復帰戦となったジェネラリ・オープンでプレーする錦織圭。全仏オープンでは結果よりも本来の感覚を取り戻すことが求められる=キッツビューエル(AP=共同)
 約1年ぶりに実戦復帰した男子テニスの錦織圭(日清食品、松江市出身)が全仏オープン(27日開幕)の前哨戦を終えた。ショットに精彩を欠き、得意とするクレーコートの3大会で1勝と復調には程遠く、右肘手術や新型コロナウイルス感染の影響を感じさせた。全仏に向け、元プロたちは「結果よりも試合をこなす中で錦織らしさを取り戻してほしい」と口をそろえる。

 相手を左右に揺さぶり、鋭いショットでポイントを奪うプレーは影を潜めた。元プロの辻野隆三氏は手術した右肘の状態に触れ「怖い部分があるのではないか。サーブも含めて思い切り打つ場面がなかった」と指摘する。

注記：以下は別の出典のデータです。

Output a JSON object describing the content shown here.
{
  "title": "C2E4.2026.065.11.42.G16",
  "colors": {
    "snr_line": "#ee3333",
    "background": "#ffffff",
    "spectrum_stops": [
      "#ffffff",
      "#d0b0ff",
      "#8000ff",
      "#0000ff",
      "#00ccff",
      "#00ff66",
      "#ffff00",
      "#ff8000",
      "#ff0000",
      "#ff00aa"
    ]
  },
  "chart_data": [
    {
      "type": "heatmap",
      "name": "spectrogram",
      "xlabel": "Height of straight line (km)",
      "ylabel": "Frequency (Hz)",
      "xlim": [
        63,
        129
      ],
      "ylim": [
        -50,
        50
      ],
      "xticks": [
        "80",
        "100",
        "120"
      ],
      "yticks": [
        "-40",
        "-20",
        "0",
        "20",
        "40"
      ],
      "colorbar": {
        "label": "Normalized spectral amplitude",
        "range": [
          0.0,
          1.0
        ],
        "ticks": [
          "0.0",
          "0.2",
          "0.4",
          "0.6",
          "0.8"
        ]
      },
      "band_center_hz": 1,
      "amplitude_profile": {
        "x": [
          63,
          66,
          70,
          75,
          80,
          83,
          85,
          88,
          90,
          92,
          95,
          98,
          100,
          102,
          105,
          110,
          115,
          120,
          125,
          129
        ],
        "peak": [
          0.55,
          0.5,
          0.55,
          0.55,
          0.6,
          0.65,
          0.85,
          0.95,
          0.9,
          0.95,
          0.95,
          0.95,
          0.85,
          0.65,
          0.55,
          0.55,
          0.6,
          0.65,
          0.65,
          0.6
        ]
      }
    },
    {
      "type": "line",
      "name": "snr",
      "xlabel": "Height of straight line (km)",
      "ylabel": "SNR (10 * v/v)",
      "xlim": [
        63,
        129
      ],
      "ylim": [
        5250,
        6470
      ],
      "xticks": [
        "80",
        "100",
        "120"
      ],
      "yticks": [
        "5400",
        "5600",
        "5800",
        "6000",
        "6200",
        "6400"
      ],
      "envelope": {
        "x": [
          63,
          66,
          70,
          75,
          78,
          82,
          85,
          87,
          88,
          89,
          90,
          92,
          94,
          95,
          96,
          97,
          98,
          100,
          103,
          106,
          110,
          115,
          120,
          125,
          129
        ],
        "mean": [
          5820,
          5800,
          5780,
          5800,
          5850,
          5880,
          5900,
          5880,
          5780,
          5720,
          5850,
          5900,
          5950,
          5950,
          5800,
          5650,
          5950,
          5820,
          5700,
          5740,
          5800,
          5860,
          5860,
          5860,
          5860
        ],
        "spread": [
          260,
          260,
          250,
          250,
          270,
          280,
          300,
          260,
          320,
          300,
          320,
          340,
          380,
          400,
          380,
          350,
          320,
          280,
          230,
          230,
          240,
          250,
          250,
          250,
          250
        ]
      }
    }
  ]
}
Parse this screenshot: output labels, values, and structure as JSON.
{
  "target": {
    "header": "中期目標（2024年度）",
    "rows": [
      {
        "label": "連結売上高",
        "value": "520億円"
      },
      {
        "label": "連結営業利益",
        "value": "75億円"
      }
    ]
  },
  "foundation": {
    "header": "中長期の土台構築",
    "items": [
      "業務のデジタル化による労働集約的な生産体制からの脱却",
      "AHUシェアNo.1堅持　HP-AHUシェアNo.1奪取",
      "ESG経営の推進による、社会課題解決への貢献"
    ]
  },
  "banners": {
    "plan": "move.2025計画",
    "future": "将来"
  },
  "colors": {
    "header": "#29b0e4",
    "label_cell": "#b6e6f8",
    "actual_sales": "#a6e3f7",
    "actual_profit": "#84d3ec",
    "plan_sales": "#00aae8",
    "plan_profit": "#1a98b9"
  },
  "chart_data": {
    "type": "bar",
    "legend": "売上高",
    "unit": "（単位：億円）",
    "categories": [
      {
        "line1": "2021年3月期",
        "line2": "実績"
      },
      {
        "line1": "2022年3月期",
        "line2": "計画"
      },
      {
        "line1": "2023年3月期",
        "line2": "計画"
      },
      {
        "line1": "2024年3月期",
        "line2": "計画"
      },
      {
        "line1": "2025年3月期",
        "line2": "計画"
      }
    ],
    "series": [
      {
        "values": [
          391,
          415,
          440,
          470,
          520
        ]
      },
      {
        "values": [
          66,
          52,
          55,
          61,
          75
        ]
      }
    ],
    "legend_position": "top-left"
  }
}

 技術的な感覚を取り戻すには時間がかかりそうで、3大会目のハンブルク・オープン1回戦はストレート負け。ミスショットが目立ったのが要因だった。

 元プロの坂本真一氏は「ボールを捉えるポイントが、半個ぐらいずれている感じだ」と分析。ツアーを転戦する中で体力やリズムが取り戻せていないのが原因とみる。

 一方、プレースタイルに変化も見られた。

 2大会目のイタリア国際を現地で観戦したプロの鈴木貴男氏は「ネットプレーが以前より多い印象だった」と振り返る。現役時代にネットプレーが多かった新コーチのマックス・ミルヌイ氏の影響だと分析する。

 坂本氏はストロークやリターンの出来が戻ることが前提とした上で「錦織のパフォーマンスを最大限出すには、仕掛けるタイミングを早めるのは良い戦い方だ」と話す。全仏でも試合を重ね、新しいスタイルを身につけてほしいと期待する。